With further exploration and testing I cannot substantiate the claim "if you size() your subSet() you are still iterating over all the original elements". I was wrong. parallelstream().count() on this 4 core machine was ~30% slower than subSet().size()

Answer 2

If you don't update the data structure, just keep the number of elements less than X in a hashmap!

If you update it not frequently, keep a sorted linked list of numbers. At insert/remove, add/remove from list in O(1) and update the hashmap (O(n)).

You can have O(Log(n)) get and O(Log(n)) update, by using a (sorted) binary tree. In each element of the tree, also keep the number of its descendants. Now to get # items < than y, you find it in the binary tree, but also sum the number of elements whenever you go right instead of left. At update you need to update the ancestors of the new element too.

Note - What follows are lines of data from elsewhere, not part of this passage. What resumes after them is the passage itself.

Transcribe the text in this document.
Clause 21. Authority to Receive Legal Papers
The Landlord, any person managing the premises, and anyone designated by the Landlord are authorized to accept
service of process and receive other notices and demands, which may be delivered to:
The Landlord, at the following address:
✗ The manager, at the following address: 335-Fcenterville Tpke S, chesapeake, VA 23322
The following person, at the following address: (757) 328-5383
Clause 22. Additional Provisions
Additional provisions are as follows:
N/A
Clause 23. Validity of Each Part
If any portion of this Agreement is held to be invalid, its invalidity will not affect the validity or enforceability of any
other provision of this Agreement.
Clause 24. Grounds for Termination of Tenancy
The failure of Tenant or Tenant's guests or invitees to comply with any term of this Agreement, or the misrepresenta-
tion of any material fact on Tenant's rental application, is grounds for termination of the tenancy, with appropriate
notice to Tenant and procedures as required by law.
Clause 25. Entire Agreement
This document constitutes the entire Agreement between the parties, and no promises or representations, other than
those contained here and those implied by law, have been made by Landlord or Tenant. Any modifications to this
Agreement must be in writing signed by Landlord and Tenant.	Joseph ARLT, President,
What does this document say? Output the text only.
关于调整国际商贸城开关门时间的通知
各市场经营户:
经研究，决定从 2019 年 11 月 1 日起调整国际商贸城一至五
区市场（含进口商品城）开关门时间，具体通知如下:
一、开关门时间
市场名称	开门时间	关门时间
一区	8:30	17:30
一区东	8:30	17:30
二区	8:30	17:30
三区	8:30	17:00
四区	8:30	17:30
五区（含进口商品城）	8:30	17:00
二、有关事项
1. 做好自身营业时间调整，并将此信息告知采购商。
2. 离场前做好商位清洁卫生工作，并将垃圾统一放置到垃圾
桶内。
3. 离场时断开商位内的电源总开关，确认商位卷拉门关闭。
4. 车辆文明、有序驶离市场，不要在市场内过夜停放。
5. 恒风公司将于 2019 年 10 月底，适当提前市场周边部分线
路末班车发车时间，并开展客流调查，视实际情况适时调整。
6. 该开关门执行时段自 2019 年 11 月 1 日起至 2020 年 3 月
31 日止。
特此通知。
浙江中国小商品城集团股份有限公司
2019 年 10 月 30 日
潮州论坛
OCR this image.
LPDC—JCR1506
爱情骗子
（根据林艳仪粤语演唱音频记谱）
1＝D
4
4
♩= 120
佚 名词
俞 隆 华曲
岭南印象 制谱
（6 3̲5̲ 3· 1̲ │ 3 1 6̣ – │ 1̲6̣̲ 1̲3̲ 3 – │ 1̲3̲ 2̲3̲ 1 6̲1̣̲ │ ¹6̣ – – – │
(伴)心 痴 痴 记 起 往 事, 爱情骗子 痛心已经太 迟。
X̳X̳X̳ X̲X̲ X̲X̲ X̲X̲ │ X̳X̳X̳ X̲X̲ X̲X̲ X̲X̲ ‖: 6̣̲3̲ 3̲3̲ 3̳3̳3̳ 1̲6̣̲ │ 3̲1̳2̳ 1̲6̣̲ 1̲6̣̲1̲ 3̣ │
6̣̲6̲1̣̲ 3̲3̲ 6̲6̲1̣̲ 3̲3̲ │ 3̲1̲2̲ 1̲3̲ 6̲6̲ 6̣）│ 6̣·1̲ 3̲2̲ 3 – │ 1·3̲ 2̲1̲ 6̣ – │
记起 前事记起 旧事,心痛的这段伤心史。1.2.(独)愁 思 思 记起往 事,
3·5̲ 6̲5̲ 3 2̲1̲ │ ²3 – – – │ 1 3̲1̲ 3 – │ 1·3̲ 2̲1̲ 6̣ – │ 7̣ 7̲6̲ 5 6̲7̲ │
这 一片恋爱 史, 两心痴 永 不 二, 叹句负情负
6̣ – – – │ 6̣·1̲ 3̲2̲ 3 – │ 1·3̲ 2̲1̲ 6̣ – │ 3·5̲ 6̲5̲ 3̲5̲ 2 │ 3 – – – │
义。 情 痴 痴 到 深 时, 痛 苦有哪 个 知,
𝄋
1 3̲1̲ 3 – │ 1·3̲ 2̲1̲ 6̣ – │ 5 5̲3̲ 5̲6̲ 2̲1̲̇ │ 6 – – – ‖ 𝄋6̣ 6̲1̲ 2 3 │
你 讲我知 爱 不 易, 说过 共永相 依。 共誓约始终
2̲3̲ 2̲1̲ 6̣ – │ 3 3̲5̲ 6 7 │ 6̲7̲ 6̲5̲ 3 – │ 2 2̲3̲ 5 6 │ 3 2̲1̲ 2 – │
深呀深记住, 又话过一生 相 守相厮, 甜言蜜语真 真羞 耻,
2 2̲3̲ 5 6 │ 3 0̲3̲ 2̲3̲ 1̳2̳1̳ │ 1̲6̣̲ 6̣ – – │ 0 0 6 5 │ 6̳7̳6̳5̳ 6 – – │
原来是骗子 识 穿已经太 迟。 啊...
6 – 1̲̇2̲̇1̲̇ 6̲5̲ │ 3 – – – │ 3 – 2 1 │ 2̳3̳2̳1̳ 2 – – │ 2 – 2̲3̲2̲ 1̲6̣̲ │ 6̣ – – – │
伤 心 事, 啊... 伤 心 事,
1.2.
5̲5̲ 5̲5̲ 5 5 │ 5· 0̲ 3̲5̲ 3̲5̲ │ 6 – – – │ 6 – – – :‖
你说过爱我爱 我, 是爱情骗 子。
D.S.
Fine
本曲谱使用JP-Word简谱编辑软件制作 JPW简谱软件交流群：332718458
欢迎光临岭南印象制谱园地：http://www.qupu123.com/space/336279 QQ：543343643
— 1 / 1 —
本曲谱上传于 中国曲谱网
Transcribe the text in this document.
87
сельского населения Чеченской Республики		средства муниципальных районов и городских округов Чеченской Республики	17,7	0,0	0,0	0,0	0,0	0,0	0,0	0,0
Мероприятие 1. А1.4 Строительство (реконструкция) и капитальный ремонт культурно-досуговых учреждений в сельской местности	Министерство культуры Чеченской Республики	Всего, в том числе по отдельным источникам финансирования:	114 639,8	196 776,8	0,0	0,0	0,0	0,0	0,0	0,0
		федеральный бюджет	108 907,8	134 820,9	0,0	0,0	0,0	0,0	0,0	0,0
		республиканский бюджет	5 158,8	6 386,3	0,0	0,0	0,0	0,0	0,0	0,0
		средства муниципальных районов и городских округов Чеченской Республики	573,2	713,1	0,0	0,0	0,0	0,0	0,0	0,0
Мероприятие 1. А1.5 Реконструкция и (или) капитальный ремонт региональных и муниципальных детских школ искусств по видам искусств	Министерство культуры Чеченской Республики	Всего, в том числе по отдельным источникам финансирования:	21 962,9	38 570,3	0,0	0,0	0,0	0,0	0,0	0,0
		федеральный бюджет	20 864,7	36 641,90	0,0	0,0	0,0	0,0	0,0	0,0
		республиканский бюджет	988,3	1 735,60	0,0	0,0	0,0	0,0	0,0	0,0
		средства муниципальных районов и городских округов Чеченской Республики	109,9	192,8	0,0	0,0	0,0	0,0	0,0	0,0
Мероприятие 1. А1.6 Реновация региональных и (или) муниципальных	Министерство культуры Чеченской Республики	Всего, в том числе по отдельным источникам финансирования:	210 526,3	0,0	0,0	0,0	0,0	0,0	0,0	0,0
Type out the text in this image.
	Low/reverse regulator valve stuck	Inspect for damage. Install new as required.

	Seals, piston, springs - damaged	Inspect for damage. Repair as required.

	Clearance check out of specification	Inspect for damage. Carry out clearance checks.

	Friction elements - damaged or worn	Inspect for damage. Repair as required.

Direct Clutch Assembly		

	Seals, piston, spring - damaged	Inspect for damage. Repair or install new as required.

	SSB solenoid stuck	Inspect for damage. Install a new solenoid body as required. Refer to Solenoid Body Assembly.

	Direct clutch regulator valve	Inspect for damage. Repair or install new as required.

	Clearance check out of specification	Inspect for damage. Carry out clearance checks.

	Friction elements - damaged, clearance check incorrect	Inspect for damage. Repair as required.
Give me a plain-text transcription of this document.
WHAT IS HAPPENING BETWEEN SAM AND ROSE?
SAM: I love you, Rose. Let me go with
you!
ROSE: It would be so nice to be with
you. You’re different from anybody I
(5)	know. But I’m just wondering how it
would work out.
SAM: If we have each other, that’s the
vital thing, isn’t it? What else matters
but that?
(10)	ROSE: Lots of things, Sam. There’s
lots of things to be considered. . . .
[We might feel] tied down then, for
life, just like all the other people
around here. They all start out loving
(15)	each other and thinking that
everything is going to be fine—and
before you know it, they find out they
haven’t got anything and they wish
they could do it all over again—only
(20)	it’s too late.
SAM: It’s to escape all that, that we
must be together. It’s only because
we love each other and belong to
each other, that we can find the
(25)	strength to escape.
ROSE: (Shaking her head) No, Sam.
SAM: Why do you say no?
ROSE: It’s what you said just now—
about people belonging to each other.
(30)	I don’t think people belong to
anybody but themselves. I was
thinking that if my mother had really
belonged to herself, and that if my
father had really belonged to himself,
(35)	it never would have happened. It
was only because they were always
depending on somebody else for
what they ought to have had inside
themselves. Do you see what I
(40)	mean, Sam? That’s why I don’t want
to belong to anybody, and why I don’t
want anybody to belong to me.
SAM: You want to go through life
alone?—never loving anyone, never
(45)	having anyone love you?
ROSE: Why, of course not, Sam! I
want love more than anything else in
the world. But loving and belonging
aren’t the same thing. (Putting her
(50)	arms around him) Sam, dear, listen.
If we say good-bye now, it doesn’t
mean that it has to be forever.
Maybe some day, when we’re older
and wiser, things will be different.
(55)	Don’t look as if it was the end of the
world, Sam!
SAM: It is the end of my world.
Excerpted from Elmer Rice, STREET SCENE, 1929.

By the way, if you are willing to accept approximate answers, there could be faster ways too.

Answer 3

Since all answers so far point to data structures different than Java's TreeSet , I would suggest the Fenwick tree, which has O(log(N)) for updates and queries; see the link for Java implementation.

Answer 4

package ArrayListTrial;

import java.util.Scanner;

public class countArray {

    public static void main(String[] args) {
        // TODO Auto-generated method stub

        int[] array = new int[100];
        Scanner scan = new Scanner(System.in);
        System.out.println("input the number you want to compare:");
        int in = scan.nextInt();
        int count = 0;
        System.out.println("The following is array elements:");
        for(int k=0 ; k<array.length ; k++)
        {
            array[k] = k+1;
            System.out.print(array[k] + " ");
            if(array[k] > in)
            {
                count++;
            }
        }
        System.out.printf("\nThere are %d numbers in the array bigger than %d.\n" , count , in);

    }

}